Nearly 200,000 books are being used by some of the biggest companies in technology to train their generative AI models, according to a report by The Atlantic. Books by famous authors including J.K. Rowling, Amitav Ghosh, Rupi Kaur, and Neil Gaiman are part of a dataset of pirated books known as Books3. However, no one has told the authors.
The collection of books includes erotic fiction to prose poetry genres. The report says that these books help generative AI systems with learning how to communicate information.
CNN report said that some AI training text can be pulled from articles that are posted on the internet.
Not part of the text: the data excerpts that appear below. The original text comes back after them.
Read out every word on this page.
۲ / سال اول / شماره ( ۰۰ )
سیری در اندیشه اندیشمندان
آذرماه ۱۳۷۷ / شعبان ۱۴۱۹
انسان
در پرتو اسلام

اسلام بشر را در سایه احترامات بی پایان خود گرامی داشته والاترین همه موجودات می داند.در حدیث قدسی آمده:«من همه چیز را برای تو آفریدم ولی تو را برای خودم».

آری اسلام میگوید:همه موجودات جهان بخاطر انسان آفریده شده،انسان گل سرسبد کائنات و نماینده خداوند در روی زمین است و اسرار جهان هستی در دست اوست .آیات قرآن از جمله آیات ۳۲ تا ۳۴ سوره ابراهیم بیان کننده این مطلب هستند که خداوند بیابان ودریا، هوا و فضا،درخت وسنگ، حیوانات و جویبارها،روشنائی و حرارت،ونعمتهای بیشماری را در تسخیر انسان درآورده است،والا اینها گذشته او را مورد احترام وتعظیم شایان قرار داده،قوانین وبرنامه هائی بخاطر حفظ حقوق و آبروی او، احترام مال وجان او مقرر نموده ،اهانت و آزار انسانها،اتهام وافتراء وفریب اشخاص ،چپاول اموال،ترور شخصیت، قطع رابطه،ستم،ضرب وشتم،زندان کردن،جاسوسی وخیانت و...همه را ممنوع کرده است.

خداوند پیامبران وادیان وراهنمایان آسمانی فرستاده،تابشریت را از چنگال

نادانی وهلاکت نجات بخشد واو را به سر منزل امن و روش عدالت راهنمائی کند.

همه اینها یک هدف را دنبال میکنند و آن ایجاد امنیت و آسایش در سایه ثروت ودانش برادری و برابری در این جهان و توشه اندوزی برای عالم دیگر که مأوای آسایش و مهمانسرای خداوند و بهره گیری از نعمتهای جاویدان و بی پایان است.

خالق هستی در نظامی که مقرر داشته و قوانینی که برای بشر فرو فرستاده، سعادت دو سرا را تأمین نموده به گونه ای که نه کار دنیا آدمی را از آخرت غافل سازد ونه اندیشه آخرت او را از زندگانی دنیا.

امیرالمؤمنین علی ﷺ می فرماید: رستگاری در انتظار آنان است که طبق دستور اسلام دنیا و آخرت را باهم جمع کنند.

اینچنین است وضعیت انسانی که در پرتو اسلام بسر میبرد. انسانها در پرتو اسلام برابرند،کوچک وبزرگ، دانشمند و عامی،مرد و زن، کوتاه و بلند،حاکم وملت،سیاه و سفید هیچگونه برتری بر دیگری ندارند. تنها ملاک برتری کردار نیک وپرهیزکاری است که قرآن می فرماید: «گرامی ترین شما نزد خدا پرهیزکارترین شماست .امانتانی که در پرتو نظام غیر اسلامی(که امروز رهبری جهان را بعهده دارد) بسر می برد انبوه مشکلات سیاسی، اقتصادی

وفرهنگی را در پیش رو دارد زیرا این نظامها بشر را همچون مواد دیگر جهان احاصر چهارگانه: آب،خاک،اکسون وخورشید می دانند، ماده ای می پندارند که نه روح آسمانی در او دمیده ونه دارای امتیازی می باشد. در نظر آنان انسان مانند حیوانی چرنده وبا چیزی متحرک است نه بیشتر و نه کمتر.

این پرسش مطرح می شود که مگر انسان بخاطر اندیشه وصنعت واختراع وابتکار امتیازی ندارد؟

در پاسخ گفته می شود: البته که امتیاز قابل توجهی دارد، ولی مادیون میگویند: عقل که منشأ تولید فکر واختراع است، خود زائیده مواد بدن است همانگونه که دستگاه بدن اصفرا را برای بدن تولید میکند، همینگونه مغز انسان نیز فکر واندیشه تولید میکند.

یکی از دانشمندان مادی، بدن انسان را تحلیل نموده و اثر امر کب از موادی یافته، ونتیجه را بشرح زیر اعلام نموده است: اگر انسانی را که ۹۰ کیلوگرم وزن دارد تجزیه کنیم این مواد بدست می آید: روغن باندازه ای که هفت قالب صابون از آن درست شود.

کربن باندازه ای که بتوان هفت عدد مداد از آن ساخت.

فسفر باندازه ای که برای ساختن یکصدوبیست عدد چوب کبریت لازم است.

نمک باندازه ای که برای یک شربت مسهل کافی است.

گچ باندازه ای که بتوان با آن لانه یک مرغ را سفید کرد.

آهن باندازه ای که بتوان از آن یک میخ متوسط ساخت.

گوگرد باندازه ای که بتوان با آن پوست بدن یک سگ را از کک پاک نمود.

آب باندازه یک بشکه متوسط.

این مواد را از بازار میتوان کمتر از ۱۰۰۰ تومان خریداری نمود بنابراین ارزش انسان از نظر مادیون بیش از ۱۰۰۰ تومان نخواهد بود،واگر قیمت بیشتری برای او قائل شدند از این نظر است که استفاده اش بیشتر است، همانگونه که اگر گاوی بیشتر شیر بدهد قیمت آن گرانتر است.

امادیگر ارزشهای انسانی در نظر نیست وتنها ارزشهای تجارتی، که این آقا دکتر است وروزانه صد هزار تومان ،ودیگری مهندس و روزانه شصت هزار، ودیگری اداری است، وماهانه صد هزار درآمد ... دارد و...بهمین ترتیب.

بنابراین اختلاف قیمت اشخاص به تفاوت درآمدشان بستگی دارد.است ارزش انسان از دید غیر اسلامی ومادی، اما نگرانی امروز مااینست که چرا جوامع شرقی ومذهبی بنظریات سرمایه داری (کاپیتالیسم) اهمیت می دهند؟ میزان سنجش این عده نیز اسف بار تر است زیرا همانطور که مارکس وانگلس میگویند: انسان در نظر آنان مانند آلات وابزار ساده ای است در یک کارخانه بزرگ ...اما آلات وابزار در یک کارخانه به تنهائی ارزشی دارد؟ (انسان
Books3 is already the subject of multiple lawsuits against Meta and other companies using the system to train AI.
Many authors took to social media to express their outrage and shared screenshots which showed that their copyrighted novels were part of the list.
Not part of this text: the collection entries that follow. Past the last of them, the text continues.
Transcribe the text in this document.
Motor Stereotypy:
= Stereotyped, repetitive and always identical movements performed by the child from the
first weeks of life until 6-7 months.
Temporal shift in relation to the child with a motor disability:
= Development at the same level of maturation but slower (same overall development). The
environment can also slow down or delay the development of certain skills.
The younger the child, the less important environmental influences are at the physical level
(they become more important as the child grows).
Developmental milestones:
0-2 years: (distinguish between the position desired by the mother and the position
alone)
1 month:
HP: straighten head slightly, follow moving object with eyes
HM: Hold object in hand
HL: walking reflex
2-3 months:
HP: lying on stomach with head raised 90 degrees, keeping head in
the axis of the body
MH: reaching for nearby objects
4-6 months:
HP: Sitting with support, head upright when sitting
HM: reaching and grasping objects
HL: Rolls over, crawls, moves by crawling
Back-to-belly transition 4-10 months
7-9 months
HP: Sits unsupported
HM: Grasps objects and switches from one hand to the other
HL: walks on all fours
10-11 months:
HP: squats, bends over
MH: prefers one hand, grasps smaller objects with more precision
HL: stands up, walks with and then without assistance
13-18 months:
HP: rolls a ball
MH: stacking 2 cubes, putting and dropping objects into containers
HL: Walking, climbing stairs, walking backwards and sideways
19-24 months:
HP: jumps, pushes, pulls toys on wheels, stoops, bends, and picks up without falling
‘Emergency Contact’ author Mary H.K.Choi took to social media after discovering her work was being used by AI. “I’m completely gutted and whipsawed. I am outraged and at the same time feel utterly helpless.” Ms Choi was a New York Times bestseller.
In an interaction with CNN, Ms Choi said, “A book encapsulates infinite choices, boundless permutations and even shortcomings of the author at the time. To think that all this life can be chucked into a vast churning pool to be extruded into a giant algorithmic, generative sausage machine reduces so much so swiftly,” she said. “Not just financially for the authors but it beggars booksellers, librarians, and readers from so many intimacies.”
Min Jin Lee, author of the novels “Pachinko” and “Free Food for Millionaires, also felt disappointed and called the use of her books a “theft.”
“I spent three decades of my life to write my books,” she said. “The Al large language models did not ‘ingest’ or ‘scrape’ ‘data.’ Al companies stole my work, time, and creativity. They stole my stories. They stole a part of me.”
Here to report a theft. I spent three decades of my life to write my books. The Al large language models did not “ingest” or “scrape”
“data.” Al companies stole my work, time, and creativity. They stole my stories. They stole a part of me. pic.twitter.com/tpFL2x9jgt
— Min Jin Lee (@minjinlee11) September 27, 2023
A spokesperson for Bloomberg told CNN, “The company had used a number of different data sources,” including Books3, to train its initial BloombergGPT model, an AI model for the financial industry. But, according to the spokesperson, Bloomberg will “not include the Books3 dataset among the data sources used to train future commercial versions of BloombergGPT.”
However, author James Chappel did not care his book was used in the database. “I want my book to (be) read!” he wrote. “I want it to educate!”